Where in downtown Reading will Alvernia locate its new programs? 

University officials have toured several buildings downtown, including 600 Penn Street, two facilities at 5th and Penn Streets, 401 Penn Street and 345 Penn Street. While a final decision on where the university will eventually build its academic programs and business incubator has not been made, Alvernia is moving toward a purchase and sale agreement to be announced in November 2019.

How is the O'Pake Institute connected to Reading CollegeTowne?

The newly re-engineered O’Pake Institute will serve as a catalyst for educational and business expansion, including the student-centered business incubator, in downtown Reading.

Why change the name and direction of the O'Pake Center?

Formerly known as the O’Pake Institute for Ethics, Leadership and Public Service, the new entity is now called the O’Pake Institute for Economic Development and Entrepreneurship.
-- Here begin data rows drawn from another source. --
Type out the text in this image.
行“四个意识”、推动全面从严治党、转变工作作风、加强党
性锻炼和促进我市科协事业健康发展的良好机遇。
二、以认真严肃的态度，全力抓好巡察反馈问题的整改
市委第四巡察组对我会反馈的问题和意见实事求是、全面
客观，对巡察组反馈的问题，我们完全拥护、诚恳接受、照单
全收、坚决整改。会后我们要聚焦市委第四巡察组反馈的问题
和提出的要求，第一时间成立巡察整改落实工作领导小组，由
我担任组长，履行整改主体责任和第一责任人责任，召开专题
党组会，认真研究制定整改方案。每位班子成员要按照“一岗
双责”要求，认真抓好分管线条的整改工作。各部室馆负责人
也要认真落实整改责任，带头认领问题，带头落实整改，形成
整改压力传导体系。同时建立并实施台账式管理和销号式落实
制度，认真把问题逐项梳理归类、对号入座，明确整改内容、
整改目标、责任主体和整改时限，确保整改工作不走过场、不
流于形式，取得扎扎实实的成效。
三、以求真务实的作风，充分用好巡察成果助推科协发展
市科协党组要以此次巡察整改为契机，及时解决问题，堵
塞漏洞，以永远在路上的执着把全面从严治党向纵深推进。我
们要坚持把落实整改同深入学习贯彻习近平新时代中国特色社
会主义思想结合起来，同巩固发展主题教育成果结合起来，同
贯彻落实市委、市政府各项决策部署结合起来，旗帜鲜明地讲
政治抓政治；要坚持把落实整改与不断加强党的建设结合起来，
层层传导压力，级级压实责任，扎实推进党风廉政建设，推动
Through the recent name change, the O’Pake Institute expands its scope, supporting the Reading CollegeTowne strategy for downtown, strengthening experiential learning opportunities for students and generating economic development in Reading. Changing the name also provides clear distinctions between O’Pake and Alvernia’s Holleran Center for Community and Global Engagement.

Who will lead the newly transformed O'Pake Institute?

Alvernia has appointed Dr. Rodney Ridley to lead the O’Pake Institute for Economic Development and Entrepreneurship. With a highly distinguished background, Dr. Ridley currently serves as executive director of the Allan P. Kirby Center for Free Enterprise at Wilkes University. He will be responsible for developing a student-centered business incubator within the O’Pake Institute and leading efforts to explore applied engineering and business programs in downtown Reading. Ridley moves into a position previously held by Dr. Rudy Ruth, who recently became the executive director of Alvernia’s Holleran Center.

What happens to the ethics, leadership and public service aspects of the O'Pake Institute?

Ethical leadership and service will remain key components of the O’Pake Institute, as these tenets are at the heart of the Alvernia mission and values. These components are not abandoned but will live on in the academic division. In fact, Alvernia’s Department of Leadership is in its fourth year and has been operating independently of the institute. With world-class leadership and ethics programs at the master’s and doctoral levels, the department will continue programs, enhanced by a multi-disciplinary approach including community engagement and service opportunities. Reporting structures will not change. All deans will continue to report to the provost.